I don't see what is so hard about switching the vast majority of common office computers
The basic problem is that you are likely throwing away decades of experience on average per user. For example, I have been using MS Word since the late 1980s (ok, I am older than average; average is probably about 20-25 years). Yes, it has changed over time, but many concepts remain the same and I've had continuous re-training. Could I use another word processor? Yes. Will I be as effective using it? No, not for 4-5 years of using the new program. Knowing the new way to use styles, format pages, etc, just takes time to learn. Of course, I could make basic documents using LibreOffice or whatever alternative program is proposed, but it just wouldn't be as good or as fast. Learning to use a new program isn't the primary task... getting a document written is.
Excel is probably a much bigger problem than Word.

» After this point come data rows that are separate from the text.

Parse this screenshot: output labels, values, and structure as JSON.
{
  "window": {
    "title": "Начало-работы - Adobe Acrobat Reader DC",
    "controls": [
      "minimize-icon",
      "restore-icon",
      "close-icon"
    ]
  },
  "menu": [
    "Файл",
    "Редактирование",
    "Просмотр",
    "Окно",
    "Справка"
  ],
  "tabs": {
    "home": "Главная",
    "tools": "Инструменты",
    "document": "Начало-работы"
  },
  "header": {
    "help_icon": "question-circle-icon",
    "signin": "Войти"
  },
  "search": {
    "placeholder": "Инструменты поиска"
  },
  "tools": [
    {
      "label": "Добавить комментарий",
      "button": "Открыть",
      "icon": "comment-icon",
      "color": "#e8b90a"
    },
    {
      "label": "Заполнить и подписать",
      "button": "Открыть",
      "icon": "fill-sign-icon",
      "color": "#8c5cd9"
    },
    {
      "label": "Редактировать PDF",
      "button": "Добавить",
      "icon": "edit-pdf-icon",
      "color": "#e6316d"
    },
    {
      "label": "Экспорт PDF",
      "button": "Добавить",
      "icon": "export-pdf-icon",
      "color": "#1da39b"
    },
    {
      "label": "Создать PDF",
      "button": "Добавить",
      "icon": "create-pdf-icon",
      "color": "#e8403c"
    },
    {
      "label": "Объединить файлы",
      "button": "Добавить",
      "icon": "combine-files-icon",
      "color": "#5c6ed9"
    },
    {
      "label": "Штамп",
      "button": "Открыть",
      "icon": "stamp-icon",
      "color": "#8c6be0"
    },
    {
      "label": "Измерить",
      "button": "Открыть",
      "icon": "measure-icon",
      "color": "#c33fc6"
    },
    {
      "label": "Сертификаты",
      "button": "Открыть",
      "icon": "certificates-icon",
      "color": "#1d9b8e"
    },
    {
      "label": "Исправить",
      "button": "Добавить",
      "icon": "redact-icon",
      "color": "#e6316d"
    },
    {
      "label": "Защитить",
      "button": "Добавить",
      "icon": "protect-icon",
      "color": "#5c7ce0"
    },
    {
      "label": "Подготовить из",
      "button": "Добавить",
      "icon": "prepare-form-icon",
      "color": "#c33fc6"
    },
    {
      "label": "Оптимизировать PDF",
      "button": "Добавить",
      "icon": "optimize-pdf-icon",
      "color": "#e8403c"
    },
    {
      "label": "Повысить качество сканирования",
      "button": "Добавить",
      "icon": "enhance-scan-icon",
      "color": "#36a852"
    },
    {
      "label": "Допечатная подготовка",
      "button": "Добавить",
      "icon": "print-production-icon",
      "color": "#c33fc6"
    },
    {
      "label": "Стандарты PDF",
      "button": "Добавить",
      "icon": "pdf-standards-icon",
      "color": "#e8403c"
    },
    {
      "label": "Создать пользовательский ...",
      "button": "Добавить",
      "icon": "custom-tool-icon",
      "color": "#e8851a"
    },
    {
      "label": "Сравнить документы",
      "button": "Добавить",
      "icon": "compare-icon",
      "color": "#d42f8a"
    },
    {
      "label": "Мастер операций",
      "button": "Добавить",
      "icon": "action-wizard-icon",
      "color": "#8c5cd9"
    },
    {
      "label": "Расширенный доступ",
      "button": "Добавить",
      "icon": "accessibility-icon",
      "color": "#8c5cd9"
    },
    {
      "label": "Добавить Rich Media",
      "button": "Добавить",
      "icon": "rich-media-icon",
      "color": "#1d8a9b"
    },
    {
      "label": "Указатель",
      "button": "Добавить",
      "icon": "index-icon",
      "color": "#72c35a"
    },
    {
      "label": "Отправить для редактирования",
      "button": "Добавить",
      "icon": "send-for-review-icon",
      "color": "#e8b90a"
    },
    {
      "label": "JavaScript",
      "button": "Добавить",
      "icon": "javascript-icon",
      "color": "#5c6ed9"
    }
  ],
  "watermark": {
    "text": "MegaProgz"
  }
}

There are a very large number of power-users of that program who just won't be as effective using other programs. It is used extensively in the corporate world and likely in governments as well.
When you're talking about an OS, it is also file management, etc. These are probably faster to learn as most users probably don't do sophisticated things with their file organization, etc.
If you change all at once, you are asking for a lot of user complaints, a lot of confused people stumped on "obvious" problems. I am not arguing that it shouldn't be a goal to use open source, I am just pointing out some problems. For anyone based outside the US, I would think that migrating off of US-based products for anything critical would become essential given the way the US has recently abused sanctions (e.g. sanctioning members of the International Criminal Court). The US just has far too much leverage.